Ich hatte festgestellt, dass Alex trotz seiner Misdever Herkunft ein guter Mann war – stolz, aber nicht arrogant, klug genug, um zu wissen, wann er den Mund halten und wann er sprechen sollte, bodenständig und realistisch. Er beklagte sich nie über die miserablen Umstände und das schlechte Essen, dabei war mir klar, dass er noch nie im Leben irgendetwas hatte entbehren müssen. So sehr ich mir wünschte, Contessa könne ihrem Herzen treu bleiben, erwischte ich mich doch bei dem Gedanken, dass sie eine Närrin wäre, die echte Ehe abzulehnen, die dieser Mann ihr anbot.

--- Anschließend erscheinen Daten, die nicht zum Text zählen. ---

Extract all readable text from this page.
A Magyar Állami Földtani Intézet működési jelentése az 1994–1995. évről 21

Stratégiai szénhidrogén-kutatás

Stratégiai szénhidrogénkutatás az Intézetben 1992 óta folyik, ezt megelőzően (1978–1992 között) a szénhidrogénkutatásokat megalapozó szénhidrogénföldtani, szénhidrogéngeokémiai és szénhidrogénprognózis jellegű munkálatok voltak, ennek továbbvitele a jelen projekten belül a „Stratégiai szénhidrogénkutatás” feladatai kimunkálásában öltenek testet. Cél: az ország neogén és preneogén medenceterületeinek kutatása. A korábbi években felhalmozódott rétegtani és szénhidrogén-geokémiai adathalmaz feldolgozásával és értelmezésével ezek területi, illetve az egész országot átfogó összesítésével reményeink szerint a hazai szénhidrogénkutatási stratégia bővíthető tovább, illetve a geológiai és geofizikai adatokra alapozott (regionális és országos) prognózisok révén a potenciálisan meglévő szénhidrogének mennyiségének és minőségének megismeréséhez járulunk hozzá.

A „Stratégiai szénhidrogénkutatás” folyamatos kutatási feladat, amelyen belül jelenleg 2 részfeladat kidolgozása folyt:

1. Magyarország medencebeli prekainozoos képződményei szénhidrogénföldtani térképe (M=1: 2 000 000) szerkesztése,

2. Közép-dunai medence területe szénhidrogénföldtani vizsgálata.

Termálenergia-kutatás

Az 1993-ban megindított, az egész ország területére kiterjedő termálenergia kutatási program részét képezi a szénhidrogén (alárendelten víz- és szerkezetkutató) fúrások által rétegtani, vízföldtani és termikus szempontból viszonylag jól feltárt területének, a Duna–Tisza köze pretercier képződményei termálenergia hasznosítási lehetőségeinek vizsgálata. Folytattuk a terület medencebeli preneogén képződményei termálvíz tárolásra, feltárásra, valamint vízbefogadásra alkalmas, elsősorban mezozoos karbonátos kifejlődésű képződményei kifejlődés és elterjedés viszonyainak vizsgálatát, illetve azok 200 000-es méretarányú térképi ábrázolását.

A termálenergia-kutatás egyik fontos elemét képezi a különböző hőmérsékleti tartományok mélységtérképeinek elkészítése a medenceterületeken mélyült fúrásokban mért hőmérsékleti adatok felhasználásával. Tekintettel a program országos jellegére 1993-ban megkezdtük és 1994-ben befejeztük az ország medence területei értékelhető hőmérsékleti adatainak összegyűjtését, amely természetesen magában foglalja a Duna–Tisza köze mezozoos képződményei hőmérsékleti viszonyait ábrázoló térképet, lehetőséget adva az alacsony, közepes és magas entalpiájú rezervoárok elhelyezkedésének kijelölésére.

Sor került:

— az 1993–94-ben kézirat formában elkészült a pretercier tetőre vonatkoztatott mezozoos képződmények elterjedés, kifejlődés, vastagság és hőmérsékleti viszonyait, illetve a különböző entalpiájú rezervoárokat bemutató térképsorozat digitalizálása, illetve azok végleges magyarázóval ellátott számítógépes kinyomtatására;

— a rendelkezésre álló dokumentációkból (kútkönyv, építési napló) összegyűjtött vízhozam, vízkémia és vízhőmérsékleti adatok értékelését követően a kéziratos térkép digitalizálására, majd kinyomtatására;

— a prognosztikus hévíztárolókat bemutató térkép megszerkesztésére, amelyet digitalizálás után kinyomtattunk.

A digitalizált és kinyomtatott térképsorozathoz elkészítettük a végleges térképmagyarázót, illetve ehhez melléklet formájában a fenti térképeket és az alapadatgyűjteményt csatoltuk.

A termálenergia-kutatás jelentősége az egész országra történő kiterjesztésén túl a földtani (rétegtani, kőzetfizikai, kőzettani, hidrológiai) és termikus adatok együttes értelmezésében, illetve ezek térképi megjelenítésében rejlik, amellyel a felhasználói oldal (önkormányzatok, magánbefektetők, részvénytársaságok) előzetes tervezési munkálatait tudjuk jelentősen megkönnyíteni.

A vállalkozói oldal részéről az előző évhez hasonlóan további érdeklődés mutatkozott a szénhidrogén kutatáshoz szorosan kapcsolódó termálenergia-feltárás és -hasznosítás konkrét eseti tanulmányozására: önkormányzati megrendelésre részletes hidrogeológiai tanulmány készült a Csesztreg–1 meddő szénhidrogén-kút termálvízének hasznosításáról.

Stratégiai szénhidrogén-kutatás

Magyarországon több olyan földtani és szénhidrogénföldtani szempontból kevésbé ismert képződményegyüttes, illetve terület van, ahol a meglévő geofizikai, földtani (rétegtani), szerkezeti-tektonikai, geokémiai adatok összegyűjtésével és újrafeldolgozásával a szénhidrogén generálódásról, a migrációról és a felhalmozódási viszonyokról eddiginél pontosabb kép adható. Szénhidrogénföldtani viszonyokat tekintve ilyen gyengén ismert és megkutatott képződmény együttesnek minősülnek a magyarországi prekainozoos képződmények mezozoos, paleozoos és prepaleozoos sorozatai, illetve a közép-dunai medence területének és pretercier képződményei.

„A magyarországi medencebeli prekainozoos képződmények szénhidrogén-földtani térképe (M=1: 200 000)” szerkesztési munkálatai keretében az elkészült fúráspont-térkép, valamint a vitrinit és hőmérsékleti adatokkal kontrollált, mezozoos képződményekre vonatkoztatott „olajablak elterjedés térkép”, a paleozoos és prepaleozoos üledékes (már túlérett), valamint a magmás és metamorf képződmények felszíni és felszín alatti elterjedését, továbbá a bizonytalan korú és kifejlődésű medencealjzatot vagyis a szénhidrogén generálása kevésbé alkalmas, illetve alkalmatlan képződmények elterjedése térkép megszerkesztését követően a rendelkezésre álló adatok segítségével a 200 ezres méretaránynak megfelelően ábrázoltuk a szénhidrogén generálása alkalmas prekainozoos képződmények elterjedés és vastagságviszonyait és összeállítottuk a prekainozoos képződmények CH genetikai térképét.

Ich riss die Augen auf, als das Rascheln von Sand an meine Ohren drangen. Ich rechnete mit einem betrunkenen Piraten, der kam, um uns zu quälen. Aber es war nur Alex, der sich aufgesetzt hatte. »Contessa?« Er erschien mir ungewöhnlich wach, beinahe unheimlich wach.
»Ja?«
»Als ich im Fieber lag … habe ich da irgendetwas gesagt?«
»Nein, Liebster«, flüsterte sie. »Nichts.«
Meine Augenbrauen hoben sich, sowohl der Lüge wegen als auch wegen des Wörtchens Liebster, und ich fragte mich, was der Grund für ihren Sinneswandel sein könnte. Der dünne Umriss ihres Arms ragte aus ihrer Silhouette hervor, und sie zog ihn zurück auf seine Decke. »Leg dich schlafen.«
»Ich habe seit vier Tagen nichts anderes getan, als zu schlafen«, sagte er, und sein Ton klang ungewöhnlich verdrießlich. »Ich habe es satt, immer nur zu schlafen.«
»Dann bleib liegen und wärme mich. Es ist kalt.«
Das war es nicht, denn die südliche Meeresströmung hielt die Insel wärmer, als man erwarten würde. Ich hielt die Augen offen, während meine Gedanken um die Frage kreisten, was das bedeuten könnte.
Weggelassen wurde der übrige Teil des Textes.